Keck Seng Suggested Diversification Pairs
Pair trading is one of the very effective strategies used by professional day traders and hedge funds capitalizing on short-time and mid-term market inefficiencies. The approach is based on the fact that the ratio of prices of two correlating shares is long-term stable and oscillates around the average value. If the correlation ratio comes outside the common area, you can speculate with a high success rate that the ratio will return to the mean value and collect a profit.

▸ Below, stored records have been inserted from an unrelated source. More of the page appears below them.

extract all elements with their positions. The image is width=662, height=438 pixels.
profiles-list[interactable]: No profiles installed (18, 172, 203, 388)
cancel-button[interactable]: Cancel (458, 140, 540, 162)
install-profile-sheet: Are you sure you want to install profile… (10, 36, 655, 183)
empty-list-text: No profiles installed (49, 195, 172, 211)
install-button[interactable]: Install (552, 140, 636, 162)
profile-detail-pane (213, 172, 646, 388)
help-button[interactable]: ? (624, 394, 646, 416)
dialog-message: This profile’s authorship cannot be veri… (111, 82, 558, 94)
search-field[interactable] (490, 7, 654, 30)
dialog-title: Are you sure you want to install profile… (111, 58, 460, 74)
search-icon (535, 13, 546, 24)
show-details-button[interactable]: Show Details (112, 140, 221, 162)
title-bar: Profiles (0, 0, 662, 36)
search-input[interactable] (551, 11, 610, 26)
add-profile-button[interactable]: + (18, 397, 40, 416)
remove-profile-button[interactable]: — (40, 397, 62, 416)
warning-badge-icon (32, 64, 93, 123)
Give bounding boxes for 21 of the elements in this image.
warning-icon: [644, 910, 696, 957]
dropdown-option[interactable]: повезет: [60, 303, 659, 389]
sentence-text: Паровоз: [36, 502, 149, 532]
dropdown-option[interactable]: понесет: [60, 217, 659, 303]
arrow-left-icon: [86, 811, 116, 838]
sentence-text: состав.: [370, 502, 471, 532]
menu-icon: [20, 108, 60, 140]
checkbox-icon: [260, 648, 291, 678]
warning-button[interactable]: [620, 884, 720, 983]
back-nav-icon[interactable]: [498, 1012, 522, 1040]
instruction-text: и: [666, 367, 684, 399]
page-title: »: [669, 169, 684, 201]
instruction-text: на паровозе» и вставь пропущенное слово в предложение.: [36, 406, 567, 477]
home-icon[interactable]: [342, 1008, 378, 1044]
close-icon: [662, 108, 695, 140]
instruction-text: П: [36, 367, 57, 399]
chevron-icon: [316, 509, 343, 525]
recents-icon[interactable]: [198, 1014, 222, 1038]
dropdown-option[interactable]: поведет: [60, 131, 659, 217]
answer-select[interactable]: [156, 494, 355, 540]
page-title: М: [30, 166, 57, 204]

The effect of pair diversification on risk is to reduce it, but we should note this doesn't apply to all risk types. When we trade pairs against Keck Seng as a counterpart, there is always some inherent risk that will never be diversified away no matter what. This volatility limits the effect of tactical diversification using pair trading. Keck Seng's systematic risk is the inherent uncertainty of the entire market, and therefore cannot be mitigated even by pair-trading it against the equity that is not highly correlated to it. On the other hand, Keck Seng's unsystematic risk describes the types of risk that we can protect against, at least to some degree, by selecting a matching pair that is not perfectly correlated to Keck Seng Malaysia.
Other Information on Investing in Keck Stock
Keck Seng financial ratios help investors to determine whether Keck Stock is cheap or expensive when compared to a particular measure, such as profits or enterprise value. In other words, they help investors to determine the cost of investment in Keck with respect to the benefits of owning Keck Seng security.